Kemampuan berbicara merupakan salah satu kemampuan yang penting pada anak. Anda dapat mempertimbangkan cara mengajari anak berbicara berikut ini, agar Si Kecil dapat lebih lancar berbicara dan memiliki lebih banyak kosakata.

Salah satu cara yang bisa dilakukan untuk mengajari anak berbicara, adalah dengan mengajaknya berbincang. Namun selain itu, sebenarnya masih banyak cara lain yang bisa dilakukan agar kemampuan berbicara pada anak dapat lebih cepat berkembang.

5 Cara Mengajari Anak Berbicara - Alodokter

Perkembangan Berbicara dan Cara Mengajari Anak

Kemampuan bicara anak akan terus berkembang seiring dengan pertambahan usia. Jika pada usia 6 bulan Si Kecil sudah mulai dapat mengucap kata “ba-ba” atau “ma-ma”, maka di usia 12 bulan ia mungkin sudah dapat mengucap satu atau beberapa kata sederhana dan dapat merespons apa yang Anda ucapkan dengan lebih baik.

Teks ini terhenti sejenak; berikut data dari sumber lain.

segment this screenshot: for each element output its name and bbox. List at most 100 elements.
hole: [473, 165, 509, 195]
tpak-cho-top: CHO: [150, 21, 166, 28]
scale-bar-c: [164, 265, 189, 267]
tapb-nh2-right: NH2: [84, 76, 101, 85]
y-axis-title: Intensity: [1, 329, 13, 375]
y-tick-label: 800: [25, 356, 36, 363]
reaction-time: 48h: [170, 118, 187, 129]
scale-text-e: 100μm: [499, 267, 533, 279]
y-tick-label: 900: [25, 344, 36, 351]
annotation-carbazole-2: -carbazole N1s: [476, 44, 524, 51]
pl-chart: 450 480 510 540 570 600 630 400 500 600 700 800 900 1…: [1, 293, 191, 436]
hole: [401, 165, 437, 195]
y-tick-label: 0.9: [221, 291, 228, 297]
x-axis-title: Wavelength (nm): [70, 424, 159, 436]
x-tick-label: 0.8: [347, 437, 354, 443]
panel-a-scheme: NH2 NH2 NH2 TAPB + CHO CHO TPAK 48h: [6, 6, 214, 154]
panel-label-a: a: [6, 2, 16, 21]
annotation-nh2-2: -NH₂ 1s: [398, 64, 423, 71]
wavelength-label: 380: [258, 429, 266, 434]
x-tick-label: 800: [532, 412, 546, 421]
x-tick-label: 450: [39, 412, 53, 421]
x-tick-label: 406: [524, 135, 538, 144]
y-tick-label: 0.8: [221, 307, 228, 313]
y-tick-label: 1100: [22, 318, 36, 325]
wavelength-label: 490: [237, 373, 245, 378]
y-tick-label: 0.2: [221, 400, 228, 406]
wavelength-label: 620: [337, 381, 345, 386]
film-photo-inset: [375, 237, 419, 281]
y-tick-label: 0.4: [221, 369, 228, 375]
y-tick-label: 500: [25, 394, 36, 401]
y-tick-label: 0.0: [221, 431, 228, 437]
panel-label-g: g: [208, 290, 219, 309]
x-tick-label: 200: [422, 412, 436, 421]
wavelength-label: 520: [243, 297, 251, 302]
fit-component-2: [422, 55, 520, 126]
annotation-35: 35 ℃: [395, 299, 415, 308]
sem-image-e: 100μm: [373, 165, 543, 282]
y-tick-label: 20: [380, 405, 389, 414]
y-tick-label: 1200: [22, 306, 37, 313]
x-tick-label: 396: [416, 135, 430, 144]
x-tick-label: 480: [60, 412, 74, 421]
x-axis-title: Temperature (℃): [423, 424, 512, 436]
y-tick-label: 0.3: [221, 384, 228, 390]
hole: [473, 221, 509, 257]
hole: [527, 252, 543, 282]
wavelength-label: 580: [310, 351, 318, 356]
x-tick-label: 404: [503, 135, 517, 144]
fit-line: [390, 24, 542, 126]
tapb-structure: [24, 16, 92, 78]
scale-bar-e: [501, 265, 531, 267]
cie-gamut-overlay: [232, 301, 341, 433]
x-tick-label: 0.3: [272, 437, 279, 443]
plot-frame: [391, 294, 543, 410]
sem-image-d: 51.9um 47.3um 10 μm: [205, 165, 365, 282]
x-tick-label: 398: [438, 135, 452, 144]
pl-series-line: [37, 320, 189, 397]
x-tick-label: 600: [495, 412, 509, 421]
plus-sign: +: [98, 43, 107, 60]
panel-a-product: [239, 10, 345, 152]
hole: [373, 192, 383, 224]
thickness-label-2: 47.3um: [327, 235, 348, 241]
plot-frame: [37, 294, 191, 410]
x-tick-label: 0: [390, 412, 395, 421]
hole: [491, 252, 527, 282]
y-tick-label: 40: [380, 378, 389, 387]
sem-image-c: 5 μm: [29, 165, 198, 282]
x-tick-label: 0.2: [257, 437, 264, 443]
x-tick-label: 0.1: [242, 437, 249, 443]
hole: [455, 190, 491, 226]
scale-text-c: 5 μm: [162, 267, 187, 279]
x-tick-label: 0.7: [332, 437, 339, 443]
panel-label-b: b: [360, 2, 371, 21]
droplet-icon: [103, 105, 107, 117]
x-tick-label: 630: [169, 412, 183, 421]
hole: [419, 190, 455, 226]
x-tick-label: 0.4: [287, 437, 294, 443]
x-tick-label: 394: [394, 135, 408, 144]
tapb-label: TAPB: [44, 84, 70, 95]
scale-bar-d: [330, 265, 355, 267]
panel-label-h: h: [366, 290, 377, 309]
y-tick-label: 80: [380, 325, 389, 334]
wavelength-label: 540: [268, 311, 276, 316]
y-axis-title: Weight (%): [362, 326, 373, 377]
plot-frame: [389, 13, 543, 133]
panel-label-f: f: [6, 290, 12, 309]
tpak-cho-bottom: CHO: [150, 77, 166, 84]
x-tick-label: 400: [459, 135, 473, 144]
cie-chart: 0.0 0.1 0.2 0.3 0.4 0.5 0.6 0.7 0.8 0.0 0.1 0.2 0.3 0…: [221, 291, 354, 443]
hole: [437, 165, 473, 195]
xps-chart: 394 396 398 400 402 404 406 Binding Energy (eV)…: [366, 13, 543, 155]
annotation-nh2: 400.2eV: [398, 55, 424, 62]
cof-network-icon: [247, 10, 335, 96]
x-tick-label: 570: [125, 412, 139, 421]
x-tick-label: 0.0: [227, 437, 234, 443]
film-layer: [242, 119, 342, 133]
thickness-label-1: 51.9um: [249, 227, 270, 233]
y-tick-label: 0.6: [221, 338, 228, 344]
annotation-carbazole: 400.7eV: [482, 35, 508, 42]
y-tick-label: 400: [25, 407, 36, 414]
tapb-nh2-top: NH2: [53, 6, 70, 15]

Perkembangan kemampuan bicara Si Kecil ini tentu tak luput dari bimbingan orang tua. Agar kemampuan anak berbicara dapat lebih cepat berkembang, berikut beberapa cara yang bisa Anda coba:

  • Mengajak anak berbicara atau berbincang
    Anda dapat memulainya dengan mengajak Si Kecil berbincang mengenai apa pun yang dialaminya pada hari itu. Misalnya, pada saat malam sebelum tidur, coba bicarakan apa saja yang telah Si Kecil lakukan sepanjang hari. Mulai dari permainan apa saja yang dilakukan, hingga bersama siapa saja si Kecil bermain. Cobalah untuk memberikan pertanyaan bersifat terbuka, yang jawabannya lebih dari sekadar “iya” dan “tidak”, agar si Kecil lebih banyak berbicara.
  • Membacakan cerita
    Tidak pernah ada kata terlalu dini untuk membacakan cerita kepada Si Kecil, bahkan jika dia belum dapat berbicara. Anda bisa mulai dengan membacakan buku-buku sederhana yang lebih banyak memuat gambar daripada cerita. Selain sebagai salah satu cara mengajari anak berbicara, memperkenalkan buku sejak kecil akan mengembangkan kegemaran mereka terhadap buku.
  • Mengarang cerita bersama
    Karang cerita bersama-sama dengan memunculkan berbagai tokoh, konflik, dan petualangan. Ceritanya tentu saja yang menarik minat Si Kecil dan tidak menakutkan.
  • Mendengarkan musik bersama
    Umumnya anak menyukai musik dan gerakan. Ketika mereka mendengarkan lagu untuk anak-anak, seperti “Bintang Kecil” atau “Topi Saya Bundar”, mereka belajar tentang irama, bahasa, dan dunia di sekitar mereka.
  • Mengajukan pertanyaan
    Jangan ragu-ragu bertanya kepada Si Kecil tentang benda yang Anda tunjuk. Coba minta ia untuk mendeskripsikan benda tersebut, misalnya bunga, daun, pohon, meja, kursi, pesawat terbang, atau kopi. Tanyakan pada Si Kecil, “Itu namanya apa, ya?”
    Anda juga dapat mengajak anak mengunjungi museum, taman bermain, atau kebun binatang, untuk membuka cakrawala pengetahuan Si Kecil dan mengajarinya hal-hal baru. Rasa penasaran akan memancingnya untuk mulai berani bertanya.

Orang tua dapat mengajak anak berbicara sejak dini. Meski belum memahami arti kata-kata yang Anda ucapkan, Si Kecil akan menyerap hal-hal yang didengarnya. Penelitian menunjukkan bahwa bayi yang berada dalam keluarga yang banyak berbicara akan memiliki tingkat IQ yang lebih tinggi di usia 3 tahun, daripada bayi yang keluarganya pendiam.

Jika perkembangan Si Kecil tampak lambat atau tidak sebaik anak seusianya, disarankan untuk berkonsultasi ke dokter anak agar dapat dilakukan pemeriksaan dan diberikan penanganan yang tepat.